You have to deal with no large tidal change or no current for the most part. 
Who wants that. Sailors who like to hone skills being able to sail in differing strengths of winds should not come ( anyone can sail in steady 20 knot winds)

If you like culture or the history of the US , the Chesapeake was where the country was first settled. Many quiant towns like Yorktown, Solomons, St Micheals, Oxford, Chestertown Annapolis, with one big one ( Baltimore ) thrown in. It surrounds you as you travel and stop. You can see why the British chose the Chesapeake to colonize with their deep draft ships. Great restaurants from start to finish, crab cakes which are the best in the US. Variety of seafood. Unspoiled nature at every turn.

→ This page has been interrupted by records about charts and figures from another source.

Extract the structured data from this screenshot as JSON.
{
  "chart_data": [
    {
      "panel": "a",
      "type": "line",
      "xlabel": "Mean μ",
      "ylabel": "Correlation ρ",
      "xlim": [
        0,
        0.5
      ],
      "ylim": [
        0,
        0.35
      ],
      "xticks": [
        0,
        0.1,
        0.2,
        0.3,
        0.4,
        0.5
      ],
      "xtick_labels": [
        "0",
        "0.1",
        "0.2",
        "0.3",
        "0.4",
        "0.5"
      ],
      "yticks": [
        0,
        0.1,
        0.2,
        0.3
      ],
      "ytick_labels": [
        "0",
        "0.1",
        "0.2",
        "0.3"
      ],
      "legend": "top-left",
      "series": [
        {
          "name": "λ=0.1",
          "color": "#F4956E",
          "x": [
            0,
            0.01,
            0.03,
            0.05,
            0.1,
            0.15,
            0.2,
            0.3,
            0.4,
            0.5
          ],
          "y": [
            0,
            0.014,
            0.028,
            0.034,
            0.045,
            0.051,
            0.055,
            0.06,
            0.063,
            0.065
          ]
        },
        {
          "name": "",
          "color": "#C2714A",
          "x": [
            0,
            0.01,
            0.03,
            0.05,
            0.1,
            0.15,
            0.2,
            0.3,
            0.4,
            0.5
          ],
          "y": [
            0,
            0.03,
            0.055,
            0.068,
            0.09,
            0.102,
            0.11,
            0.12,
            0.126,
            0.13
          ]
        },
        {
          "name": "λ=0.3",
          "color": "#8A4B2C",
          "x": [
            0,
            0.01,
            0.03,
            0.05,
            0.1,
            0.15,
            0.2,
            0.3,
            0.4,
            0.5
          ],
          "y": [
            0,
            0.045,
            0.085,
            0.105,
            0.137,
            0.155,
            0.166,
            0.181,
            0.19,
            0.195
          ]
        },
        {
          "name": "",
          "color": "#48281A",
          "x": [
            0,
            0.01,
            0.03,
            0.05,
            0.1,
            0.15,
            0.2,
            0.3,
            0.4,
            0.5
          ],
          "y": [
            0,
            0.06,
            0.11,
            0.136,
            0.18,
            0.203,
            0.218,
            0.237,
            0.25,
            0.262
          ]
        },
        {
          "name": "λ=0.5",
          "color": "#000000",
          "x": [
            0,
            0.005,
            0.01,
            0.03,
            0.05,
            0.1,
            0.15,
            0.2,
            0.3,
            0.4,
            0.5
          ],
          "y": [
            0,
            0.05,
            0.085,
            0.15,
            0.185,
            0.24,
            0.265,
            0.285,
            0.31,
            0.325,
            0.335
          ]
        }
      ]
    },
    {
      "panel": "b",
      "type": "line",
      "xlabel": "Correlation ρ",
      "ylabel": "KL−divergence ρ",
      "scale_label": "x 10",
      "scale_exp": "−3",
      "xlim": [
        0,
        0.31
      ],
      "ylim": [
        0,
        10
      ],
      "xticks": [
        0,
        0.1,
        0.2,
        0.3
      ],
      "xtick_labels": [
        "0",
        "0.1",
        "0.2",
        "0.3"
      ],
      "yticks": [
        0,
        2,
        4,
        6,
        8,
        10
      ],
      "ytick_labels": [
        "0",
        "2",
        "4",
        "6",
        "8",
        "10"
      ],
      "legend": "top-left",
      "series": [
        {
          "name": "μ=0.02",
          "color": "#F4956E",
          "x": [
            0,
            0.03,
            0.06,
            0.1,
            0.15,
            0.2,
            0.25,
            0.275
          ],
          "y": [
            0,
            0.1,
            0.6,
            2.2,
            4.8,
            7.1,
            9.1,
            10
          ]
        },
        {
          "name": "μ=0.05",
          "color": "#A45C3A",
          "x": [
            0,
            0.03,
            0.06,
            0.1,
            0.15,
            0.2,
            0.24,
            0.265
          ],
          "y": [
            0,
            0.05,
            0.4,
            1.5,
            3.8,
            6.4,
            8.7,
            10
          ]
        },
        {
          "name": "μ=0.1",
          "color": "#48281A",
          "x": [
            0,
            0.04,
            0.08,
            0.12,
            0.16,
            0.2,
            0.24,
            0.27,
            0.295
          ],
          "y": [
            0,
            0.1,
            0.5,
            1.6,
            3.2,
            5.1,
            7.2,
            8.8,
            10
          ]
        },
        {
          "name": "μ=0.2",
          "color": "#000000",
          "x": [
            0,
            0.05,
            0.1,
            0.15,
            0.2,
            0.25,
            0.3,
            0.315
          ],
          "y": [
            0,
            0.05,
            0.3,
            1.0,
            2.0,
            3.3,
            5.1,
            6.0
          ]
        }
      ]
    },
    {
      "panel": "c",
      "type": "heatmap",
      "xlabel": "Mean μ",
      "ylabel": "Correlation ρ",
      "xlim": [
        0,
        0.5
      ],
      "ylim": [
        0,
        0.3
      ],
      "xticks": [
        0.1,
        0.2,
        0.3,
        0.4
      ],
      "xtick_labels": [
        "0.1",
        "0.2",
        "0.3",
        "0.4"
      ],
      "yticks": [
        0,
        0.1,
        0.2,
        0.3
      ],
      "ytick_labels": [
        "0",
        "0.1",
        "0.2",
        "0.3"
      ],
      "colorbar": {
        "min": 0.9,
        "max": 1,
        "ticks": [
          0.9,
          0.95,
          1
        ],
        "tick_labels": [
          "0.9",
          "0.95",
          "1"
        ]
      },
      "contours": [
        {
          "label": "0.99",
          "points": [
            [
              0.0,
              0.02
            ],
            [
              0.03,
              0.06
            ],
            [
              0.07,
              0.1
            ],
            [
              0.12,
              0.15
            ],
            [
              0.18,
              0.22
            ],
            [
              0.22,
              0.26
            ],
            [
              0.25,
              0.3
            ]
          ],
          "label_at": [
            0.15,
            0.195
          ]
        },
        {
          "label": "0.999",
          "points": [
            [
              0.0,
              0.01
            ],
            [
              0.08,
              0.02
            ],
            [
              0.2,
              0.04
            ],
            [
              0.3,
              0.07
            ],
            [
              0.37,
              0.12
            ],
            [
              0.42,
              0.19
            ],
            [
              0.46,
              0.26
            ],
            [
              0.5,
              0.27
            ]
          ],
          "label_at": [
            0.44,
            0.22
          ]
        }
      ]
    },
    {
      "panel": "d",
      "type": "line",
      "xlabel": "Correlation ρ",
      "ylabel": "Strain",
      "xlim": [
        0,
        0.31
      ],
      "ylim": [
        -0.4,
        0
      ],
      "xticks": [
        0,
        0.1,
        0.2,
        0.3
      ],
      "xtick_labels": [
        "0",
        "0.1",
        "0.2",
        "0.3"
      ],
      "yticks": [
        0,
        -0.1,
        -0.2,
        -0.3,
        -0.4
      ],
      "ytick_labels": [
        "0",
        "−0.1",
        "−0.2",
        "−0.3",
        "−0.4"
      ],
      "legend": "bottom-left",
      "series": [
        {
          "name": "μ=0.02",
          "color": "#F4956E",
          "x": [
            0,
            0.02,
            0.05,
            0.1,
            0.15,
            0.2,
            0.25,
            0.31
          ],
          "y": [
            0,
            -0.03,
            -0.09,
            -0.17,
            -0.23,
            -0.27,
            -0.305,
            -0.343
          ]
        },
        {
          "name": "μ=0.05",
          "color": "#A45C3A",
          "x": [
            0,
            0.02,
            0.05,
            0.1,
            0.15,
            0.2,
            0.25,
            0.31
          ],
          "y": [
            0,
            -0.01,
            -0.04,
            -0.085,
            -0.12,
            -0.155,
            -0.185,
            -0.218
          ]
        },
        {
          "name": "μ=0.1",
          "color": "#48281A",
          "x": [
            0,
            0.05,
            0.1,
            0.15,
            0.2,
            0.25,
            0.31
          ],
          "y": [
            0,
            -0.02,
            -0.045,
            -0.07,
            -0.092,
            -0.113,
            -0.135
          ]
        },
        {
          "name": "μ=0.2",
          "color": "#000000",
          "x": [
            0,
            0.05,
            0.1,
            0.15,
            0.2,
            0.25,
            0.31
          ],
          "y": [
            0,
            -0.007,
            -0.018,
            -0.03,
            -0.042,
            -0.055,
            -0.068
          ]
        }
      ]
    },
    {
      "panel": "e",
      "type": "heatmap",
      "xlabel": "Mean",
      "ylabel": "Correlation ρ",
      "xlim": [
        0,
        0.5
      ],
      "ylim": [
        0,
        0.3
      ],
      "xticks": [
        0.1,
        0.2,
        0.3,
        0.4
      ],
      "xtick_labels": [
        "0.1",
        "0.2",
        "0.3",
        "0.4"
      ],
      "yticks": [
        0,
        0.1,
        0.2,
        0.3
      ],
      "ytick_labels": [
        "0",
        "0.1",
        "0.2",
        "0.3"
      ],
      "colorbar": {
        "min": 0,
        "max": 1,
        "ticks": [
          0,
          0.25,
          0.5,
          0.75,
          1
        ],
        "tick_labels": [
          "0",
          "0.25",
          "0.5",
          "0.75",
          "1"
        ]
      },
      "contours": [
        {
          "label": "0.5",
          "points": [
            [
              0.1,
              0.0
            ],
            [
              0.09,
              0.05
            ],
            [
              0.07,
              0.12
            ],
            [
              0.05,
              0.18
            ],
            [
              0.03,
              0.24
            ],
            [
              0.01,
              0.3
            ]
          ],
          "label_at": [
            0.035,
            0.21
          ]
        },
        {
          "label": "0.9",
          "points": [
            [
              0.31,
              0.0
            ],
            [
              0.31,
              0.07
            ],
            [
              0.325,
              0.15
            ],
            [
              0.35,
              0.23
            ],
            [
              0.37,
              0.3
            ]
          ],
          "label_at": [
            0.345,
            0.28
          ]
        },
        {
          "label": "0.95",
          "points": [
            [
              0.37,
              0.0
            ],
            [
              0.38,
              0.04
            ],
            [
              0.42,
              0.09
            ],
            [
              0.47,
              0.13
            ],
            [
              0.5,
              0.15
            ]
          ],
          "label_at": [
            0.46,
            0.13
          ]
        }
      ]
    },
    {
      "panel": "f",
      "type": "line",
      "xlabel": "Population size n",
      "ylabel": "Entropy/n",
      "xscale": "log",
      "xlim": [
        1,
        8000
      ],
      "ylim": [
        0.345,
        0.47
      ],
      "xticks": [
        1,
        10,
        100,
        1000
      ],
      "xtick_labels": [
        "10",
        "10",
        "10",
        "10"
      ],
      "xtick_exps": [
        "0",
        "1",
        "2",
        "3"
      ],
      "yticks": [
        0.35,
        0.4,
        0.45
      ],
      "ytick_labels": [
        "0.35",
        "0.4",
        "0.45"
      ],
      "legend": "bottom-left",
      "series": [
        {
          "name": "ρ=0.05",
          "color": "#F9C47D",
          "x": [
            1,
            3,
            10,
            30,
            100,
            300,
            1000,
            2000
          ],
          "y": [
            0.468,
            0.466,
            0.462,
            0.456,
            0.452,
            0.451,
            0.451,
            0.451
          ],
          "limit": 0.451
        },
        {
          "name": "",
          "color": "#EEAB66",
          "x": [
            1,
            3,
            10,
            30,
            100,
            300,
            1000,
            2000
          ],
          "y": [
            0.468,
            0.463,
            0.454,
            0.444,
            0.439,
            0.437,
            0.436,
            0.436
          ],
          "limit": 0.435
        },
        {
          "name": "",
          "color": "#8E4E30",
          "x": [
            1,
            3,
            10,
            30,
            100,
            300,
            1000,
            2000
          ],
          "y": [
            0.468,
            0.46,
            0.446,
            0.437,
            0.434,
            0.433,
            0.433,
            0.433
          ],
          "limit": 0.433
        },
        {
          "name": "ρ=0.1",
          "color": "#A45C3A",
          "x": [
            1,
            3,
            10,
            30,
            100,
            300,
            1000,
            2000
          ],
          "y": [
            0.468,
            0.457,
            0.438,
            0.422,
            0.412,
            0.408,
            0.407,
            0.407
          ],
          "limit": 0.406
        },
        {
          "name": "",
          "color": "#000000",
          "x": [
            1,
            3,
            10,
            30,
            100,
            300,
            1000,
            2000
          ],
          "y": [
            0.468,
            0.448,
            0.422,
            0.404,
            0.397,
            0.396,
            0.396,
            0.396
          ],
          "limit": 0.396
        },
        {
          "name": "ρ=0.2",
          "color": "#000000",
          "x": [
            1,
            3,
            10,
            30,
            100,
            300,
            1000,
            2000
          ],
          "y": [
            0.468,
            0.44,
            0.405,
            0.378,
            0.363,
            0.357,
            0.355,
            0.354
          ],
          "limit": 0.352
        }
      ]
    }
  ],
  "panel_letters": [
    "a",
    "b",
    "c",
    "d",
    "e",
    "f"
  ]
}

Those who take the time to come to the Chessie return many times. The advantage of many creeks and rivers to anchor at any turn. Beautiful in the fall too with the trees turning colors. Inexpensive to stay in the small towns compared to many other areas, but you don't have to as there a a huge number of anchorages.

If I didn't keep my boat here it would be high on my list to charter in.

BTW...the Sailnet thread in Destinations is by far and away the most posted in every year by the non-existent Chesapeake sailors. ?


----------



## capta

I really think it depends on whether sailing is your prime concern or touring. There are few places that rival the Eastern Caribbean for the former unless you are willing to pay the surcharge for a one-way trip. Almost anywhere else on the planet that interests you is great for the latter, and any bareboat can be a suitable moble hotel room on the water to tour the area.
As a charter boat we never tire of the Grenadines in particular, and the Eastern Caribbean in general, for the sailing. And each place we stop has its own particularly special offering and many beat most pf the places I've traveled elsewhere.


----------



## SanderO

capta said:


> I really think it depends on whether sailing is your prime concern or touring. There are few places that rival the Eastern Caribbean for the former unless you are willing to pay the surcharge for a one-way trip. Almost anywhere else on the planet that interests you is great for the latter, and any bareboat can be a suitable moble hotel room on the water to tour the area.
> As a charter boat we never tire of the Grenadines in particular, and the Eastern Caribbean in general, for the sailing. And each place we stop has its own particularly special offering and many beat most pf the places I've traveled elsewhere.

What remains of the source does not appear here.